Try to move your head to line up specks on the windshield with objects outside.

Imagine your in action movies and die for a girl while your lying there trying too sleep and realising you are deep in thought about something that your too chicken to do.

I am 23 and I know how to spell "STORK"

try and open the microwave right before it finishes.

Whenever I finish reading a book, I feel a great sense of achievement.

Courtesy flush.

Having more dificulty thinking in your native language than your 2nd or 3rd one. Or 4th one. Or... the rest. I highly doubt that one's common.

You feel like someone can read your mind so you try not to think about stupid stuff.

Only use the left earphone.

when you wake up in the morning to a text and you read it with one eye open

getting really nervous about random white vans that drive by you.

Make calculations with house number. Eg: House nº 112 means house nº 4

I play out romantic scenarios with myself when I'm alone. We're talking full-blown just straight up talking out loud- to myself, of course. It's not that I'm lonely or anything since I did this when I had a boyfriend anyway (just to clarify, it didn't end because of this XD.) I really just feel like doing it because it's really friggin' entertaining. If you've never done it, well... it's basically like being in a really crappy, low budget soap opera, with a plot that doesn't make any damn sense, staring you as every character and the audience. That's basically the only way I could describe it lol.

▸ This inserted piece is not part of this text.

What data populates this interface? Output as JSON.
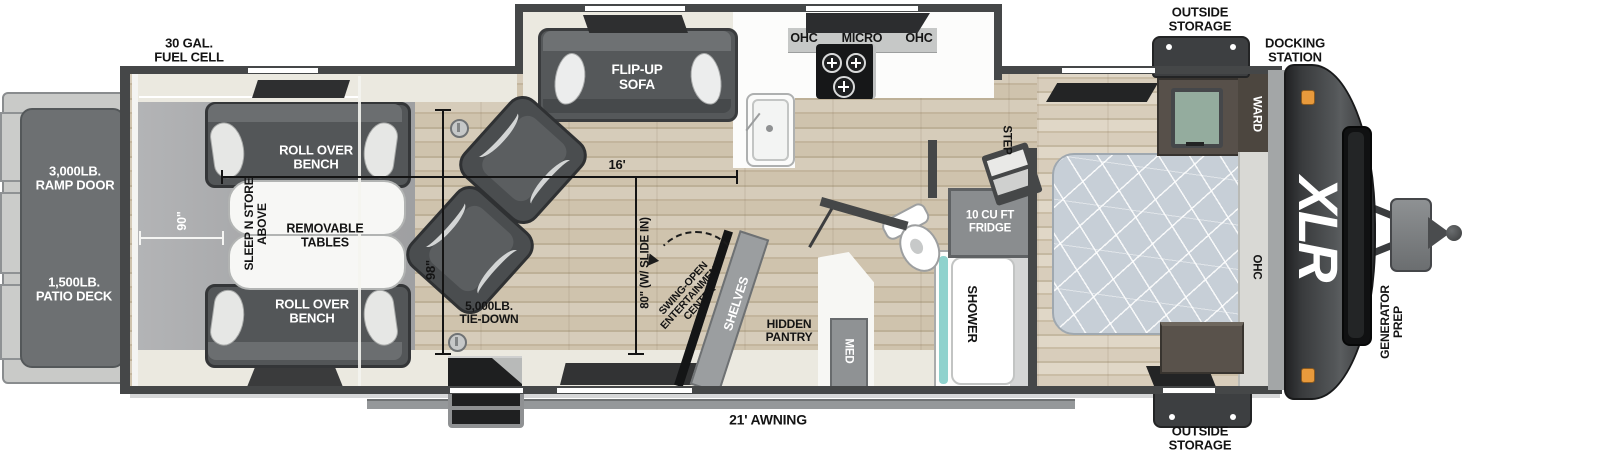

Flush the toilet before you finish peeing

Sitting down in the shower

Believing in the kindness of strangers

trying not to laugh when reading things that you do in "Things You Only Think You Do" in fear your parents will mistake your laughter as you fapping.

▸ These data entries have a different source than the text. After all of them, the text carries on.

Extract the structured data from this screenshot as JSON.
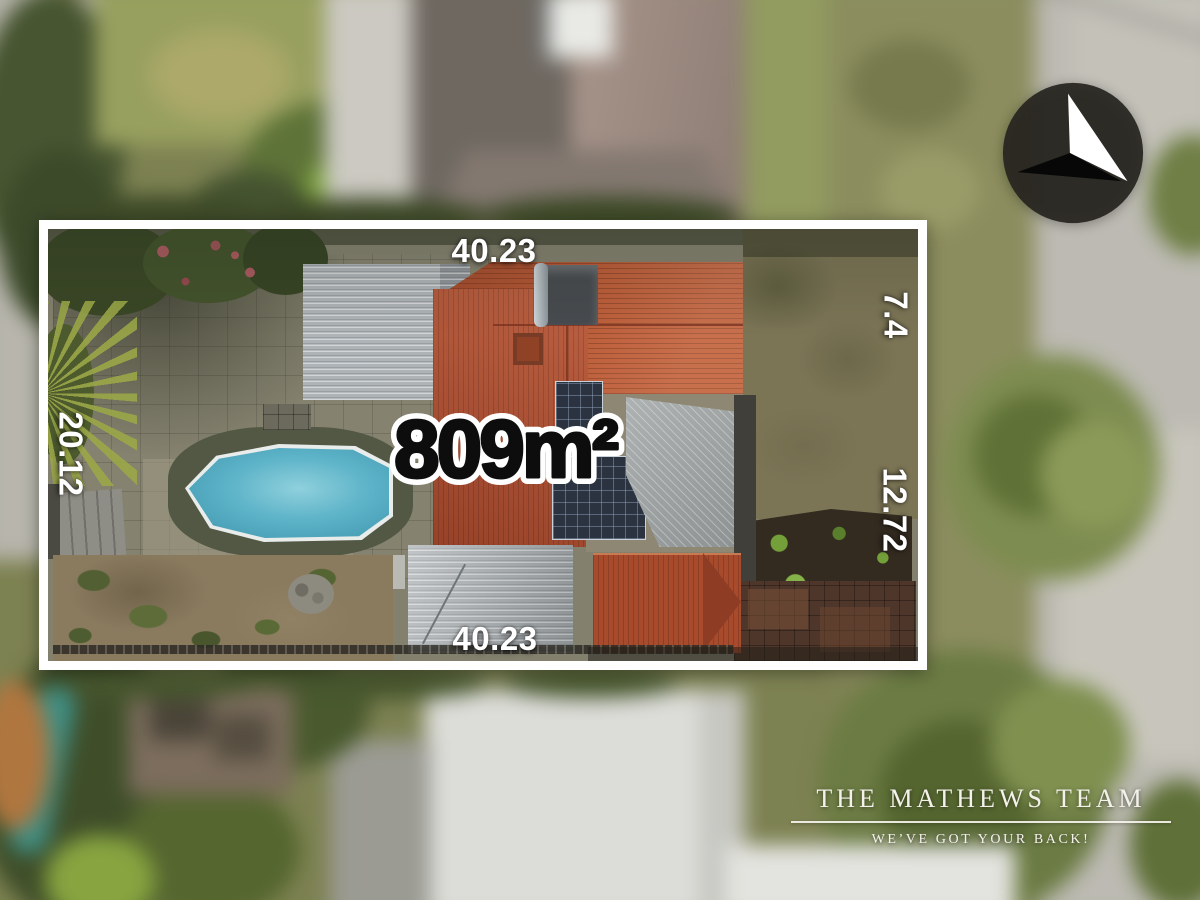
{
  "overlay": {
    "area_label": "809m²",
    "dimensions": {
      "top": "40.23",
      "bottom": "40.23",
      "left": "20.12",
      "right_upper": "7.4",
      "right_lower": "12.72"
    }
  },
  "branding": {
    "team_name": "THE MATHEWS TEAM",
    "tagline": "WE’VE GOT YOUR BACK!"
  },
  "icons": {
    "compass": "north-arrow-icon"
  },
  "colors": {
    "boundary": "#ffffff",
    "dimension_text": "#ffffff",
    "area_text": "#0d0d0d",
    "area_outline": "#ffffff",
    "roof_terracotta": "#b65a38",
    "pool_water": "#5fb3c8",
    "compass_disc": "#27251f",
    "brand_text": "#f3f1ea"
  }
}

Play call of duty then go around shooting everyone in your mind for the rest of the day

Sweet! I've just received my free minecraft giftcode! >> Minecraftcodes.info <

Wish that illegal Mexicans would stop driving drunk without insurance and crashing into legal citizens who pay taxes and insurance leaving us with a debt in medical bills so that we cant afford physical therapy.

only drink milk from a freshly opened carton

Layer the water in the toilet with toilet paper, so when I poo the water does splash back up and splatter poo and water all over my bum

Go to bed at 9 am and then regret whole day is wasted

Things You Think Only You Do

A collection of things you think only you do. Go ahead and confess. You probably aren't the only one.